Ten eerste is de data van de prime-visibility taak gebruikt om een manipulatiecheck te doen, om te achterhalen of de manipulatie geslaagd is. Er zijn twee One-Sample T-tests gedaan om te

(10)

toetsen of deelnemers een hogere accuraatheid hebben dan kansniveau. Voordat die tests gedaan werden is eerst een d’ (Green & Swets, 1966) berekend. Links wijzende trials werden gezien als signaal en de respons ‘links’ op die trials werd beschouwd als een hit. De respons ‘links’ op rechts wijzende trials werd beschouwd als een false alarm. De eerste T-test werd gedaan op data van onbewuste trials waar de prime perfect gemaskeerd werd. Uit deze test bleek dat de gemiddelde d’ (M = 0.77, SD = 0.87) significant hoger was dan kansniveau, t (24) = 3.85, p = 0.002. De tweede T-test werd gedaan op data van bewuste trials waar de prime perfect gemaskeerd werd.
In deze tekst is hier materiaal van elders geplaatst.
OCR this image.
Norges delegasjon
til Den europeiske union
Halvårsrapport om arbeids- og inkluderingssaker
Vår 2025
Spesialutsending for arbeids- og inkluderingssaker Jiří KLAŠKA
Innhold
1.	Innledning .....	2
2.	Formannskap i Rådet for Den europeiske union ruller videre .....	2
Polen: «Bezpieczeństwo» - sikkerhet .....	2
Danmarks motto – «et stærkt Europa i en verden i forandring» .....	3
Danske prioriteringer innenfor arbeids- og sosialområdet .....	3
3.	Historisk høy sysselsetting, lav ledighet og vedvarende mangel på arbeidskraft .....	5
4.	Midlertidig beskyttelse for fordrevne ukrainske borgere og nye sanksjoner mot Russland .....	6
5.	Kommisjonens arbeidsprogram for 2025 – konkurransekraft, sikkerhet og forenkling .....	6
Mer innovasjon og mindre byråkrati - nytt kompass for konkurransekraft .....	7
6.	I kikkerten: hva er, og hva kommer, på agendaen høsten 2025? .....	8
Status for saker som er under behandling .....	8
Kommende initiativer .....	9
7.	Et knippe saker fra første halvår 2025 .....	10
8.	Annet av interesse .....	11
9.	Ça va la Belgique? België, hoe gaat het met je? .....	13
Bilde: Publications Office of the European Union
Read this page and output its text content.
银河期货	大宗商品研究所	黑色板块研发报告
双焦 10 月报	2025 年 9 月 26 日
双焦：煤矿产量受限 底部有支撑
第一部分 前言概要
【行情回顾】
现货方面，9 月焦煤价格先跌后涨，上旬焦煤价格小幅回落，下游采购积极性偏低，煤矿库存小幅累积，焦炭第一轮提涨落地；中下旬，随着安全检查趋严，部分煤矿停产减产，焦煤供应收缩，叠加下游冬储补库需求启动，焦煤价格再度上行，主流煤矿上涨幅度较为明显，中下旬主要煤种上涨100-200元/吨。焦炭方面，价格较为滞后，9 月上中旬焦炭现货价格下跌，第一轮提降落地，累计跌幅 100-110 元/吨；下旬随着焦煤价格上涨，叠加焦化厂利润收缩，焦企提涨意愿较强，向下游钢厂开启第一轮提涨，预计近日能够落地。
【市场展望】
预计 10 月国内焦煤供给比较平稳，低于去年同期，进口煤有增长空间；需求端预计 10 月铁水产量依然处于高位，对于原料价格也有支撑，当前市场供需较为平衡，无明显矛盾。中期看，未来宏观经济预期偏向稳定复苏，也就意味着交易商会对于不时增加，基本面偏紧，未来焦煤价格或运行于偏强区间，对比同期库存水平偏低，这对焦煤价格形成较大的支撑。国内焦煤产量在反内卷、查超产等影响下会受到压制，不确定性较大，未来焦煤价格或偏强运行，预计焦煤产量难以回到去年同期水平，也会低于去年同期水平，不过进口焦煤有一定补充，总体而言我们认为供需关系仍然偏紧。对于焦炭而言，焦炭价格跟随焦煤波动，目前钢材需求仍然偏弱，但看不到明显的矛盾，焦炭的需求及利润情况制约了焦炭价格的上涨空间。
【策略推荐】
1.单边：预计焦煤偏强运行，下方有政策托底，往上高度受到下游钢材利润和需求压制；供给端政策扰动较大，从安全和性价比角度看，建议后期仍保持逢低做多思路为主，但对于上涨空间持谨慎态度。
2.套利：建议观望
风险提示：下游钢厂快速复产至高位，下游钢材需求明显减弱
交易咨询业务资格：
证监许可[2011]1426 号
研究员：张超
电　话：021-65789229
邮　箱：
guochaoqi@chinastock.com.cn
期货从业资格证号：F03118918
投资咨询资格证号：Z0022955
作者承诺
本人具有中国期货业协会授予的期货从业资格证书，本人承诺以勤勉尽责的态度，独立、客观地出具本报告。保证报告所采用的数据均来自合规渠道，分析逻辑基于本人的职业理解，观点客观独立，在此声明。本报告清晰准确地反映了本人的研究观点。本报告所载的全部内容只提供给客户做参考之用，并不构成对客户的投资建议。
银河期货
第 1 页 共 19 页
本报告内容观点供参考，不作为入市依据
Uit deze test bleek dat de gemiddelde D’ (M = 0.98, SD = 1.34) evenals significant hoger was dan kansniveau, t (24) = 3.20, p = 0.010. Volgens verwachting presteerden deelnemers boven kansniveau op bewuste trials. Tegen de verwachting in presteerden deelnemers ook boven kansniveau op onbewuste trials.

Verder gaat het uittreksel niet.